Among global environmental issues, the sustainable use of the seas is of paramount importance. About 2.4 billion people, 40 percent of the planet’s population, live within 100 km of the ocean, and it can easily be argued that everyone relies on the ocean in some way, whether for sustenance, shipping or employment.

These observations were further emphasized at an open webinar on Dec. 2 to launch the policy recommendations by the High Level Panel for a Sustainable Ocean Economy, hosted in Tokyo. This 14-country panel of heads of states and governments includes ocean states like Japan and Norway and small island countries like Palau and Fiji.

Small island countries whose economies and ways of life depend almost entirely on the ocean are the most vulnerable to rising ocean temperatures, depletion of fish stocks and continued accumulation of marine plastic. Because the global economy is linked by, for instance, the Pacific Ocean and is promoted through organizations such as APEC, the negative economic and environmental impacts that these countries face will ripple outward, affecting other countries as well.

Problems and solutions

Fish stocks continue to be depleted as the global population rises. On Dec. 4, Japan approved a law that reinforces measures to eliminate fish caught by illegal, unreported and unregulated fishing from its seafood market. As Japan is the world’s second-largest consumer of seafood, individuals, retailers and the government must all be vigilant to ensure their seafood is from sustainable sources.

Furthermore, marine biodiversity is dwindling due to unsustainable ocean use and plastic pollution. To combat this, the panel supported a global target of protecting 30 percent of the ocean by 2030, and Japan is aligned to pursue this goal. Japan strives to promote its Osaka Blue Ocean Vision goal of adding no plastic to the ocean by 2050, unveiled at the Group of 20 summit in 2019. Globally, 7.5 percent of the world’s ocean lay within marine protected areas as of August 2020, according to the United Nations’ Global Biodiversity Outlook report. The marine protected areas under Japan’s jurisdiction was 8.3 percent. With the designation of an additional four seabed areas, such as those around the Ogasawara Islands, as marine protected areas in December last year, Japan’s marine protected areas have now increased to 13.3 percent.

To address ocean sustainability issues, the panel set policy recommendations and targets.
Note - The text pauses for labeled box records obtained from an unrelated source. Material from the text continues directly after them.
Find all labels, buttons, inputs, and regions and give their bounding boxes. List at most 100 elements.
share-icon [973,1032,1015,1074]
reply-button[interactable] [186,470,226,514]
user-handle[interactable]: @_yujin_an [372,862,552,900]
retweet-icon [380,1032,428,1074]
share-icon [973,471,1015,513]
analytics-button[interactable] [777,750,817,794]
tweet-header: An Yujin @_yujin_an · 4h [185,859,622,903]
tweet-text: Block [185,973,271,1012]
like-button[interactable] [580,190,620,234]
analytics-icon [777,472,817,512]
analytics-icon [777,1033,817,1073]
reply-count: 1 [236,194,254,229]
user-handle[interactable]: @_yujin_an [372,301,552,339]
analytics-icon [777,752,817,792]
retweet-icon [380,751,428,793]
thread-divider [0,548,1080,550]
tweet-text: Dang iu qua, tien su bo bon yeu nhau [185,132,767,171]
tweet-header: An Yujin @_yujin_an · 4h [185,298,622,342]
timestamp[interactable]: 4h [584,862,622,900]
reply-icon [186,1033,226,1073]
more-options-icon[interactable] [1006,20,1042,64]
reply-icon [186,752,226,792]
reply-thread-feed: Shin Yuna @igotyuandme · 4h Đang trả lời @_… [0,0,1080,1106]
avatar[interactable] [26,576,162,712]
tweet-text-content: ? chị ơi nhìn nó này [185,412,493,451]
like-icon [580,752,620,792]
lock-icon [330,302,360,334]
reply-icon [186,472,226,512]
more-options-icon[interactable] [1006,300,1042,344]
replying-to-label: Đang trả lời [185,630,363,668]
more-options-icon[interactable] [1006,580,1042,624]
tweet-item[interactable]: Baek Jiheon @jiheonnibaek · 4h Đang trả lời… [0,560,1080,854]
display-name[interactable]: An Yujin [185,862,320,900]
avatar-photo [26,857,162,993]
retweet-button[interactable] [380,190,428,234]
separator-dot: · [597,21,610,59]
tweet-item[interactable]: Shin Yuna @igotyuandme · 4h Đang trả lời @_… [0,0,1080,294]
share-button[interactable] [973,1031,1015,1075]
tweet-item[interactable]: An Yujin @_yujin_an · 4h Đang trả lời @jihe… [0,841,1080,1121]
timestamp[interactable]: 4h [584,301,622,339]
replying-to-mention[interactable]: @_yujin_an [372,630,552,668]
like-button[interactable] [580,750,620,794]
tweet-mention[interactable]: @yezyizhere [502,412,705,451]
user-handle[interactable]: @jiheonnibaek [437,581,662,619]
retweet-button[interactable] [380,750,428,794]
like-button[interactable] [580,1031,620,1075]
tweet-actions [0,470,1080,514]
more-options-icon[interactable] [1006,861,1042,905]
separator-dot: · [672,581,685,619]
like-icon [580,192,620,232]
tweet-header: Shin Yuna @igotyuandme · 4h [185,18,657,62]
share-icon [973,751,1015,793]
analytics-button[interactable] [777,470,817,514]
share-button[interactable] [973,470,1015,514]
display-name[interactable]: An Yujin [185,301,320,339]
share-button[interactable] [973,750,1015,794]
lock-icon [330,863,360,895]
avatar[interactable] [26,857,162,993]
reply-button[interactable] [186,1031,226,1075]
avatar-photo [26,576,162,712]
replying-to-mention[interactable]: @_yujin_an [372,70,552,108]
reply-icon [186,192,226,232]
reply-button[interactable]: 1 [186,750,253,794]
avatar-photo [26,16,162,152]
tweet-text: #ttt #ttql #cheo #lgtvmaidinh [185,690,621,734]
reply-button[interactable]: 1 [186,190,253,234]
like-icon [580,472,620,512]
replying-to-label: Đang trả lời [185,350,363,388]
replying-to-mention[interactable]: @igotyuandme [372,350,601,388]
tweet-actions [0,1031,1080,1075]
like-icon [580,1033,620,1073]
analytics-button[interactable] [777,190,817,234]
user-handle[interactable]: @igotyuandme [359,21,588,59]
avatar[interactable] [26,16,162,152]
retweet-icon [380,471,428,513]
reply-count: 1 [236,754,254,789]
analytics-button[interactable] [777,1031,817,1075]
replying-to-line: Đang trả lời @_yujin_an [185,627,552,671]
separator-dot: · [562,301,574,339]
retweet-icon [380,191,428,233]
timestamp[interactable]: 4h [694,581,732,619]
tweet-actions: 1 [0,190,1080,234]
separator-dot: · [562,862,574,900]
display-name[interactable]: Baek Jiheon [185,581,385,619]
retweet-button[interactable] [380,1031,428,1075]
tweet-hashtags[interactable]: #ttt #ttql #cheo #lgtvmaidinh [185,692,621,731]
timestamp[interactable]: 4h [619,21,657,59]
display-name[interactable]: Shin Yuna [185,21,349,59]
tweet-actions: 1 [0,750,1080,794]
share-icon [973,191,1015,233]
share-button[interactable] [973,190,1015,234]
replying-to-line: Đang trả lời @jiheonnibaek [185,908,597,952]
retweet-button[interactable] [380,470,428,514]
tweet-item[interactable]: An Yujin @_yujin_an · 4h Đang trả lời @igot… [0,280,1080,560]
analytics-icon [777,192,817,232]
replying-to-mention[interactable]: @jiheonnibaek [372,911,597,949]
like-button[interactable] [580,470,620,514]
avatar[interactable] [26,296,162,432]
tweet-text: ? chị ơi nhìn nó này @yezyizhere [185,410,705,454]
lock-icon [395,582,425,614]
Prime Minister Yoshihide Suga underpinned at the webinar Japan’s goal of becoming a carbon-neutral country by 2050 in large part by generating more offshore wind power. Atsushi Sunami, president of the Sasakawa Peace Foundation, sees this as an important policy direction though consensus-building, yet the pursuit of co-benefits with fishermen and local stakeholders remains a challenge to be tackled.

The panel has emphasized that to realize these goals, the responsibility of taking care of the ocean lies upon everyone’s shoulders: Governments can pass laws to protect marine areas, punish illegal fishing and push for green shipping, but consumers and businesses must also act on the issues. In particular, it is vital now for individuals to reconsider consumption of single-use plastics as well as investment patterns and to raise awareness about how everyday choices are connected to sustainable outcomes.

Japan’s potential leading role

According to Masanori Kobayashi, a senior research fellow at the Sasakawa Peace Foundation’s Ocean Policy Institute, Japan is uniquely poised to play a leading role toward ocean sustainability. While all nations’ economies depend more or less on the health of the ocean, not all countries have strong cultural connections to it. The culture of Japanese who live in places dubbed satoumi — coastal areas where humans have lived in harmony with the sea for hundreds of generations — consider the ocean and the people who make their livelihoods from it as non-separable entities. The combination of Japan’s heritage as an island nation and its development of innovative technologies is what places Japan in a perfect position to grasp the importance of ocean sustainability from both economic and cultural perspectives. Given this, Japan is expected to be in the vanguard of the international push toward sustainable ocean use.

In her remarks at the panel’s webinar, Palau’s ambassador to the U.N., Ngedikes Olai Uludong, highlighted the panel’s campaign Give It 100%: “In short, we need to give the ocean 100 percent care because 100 percent of us depend on the ocean.”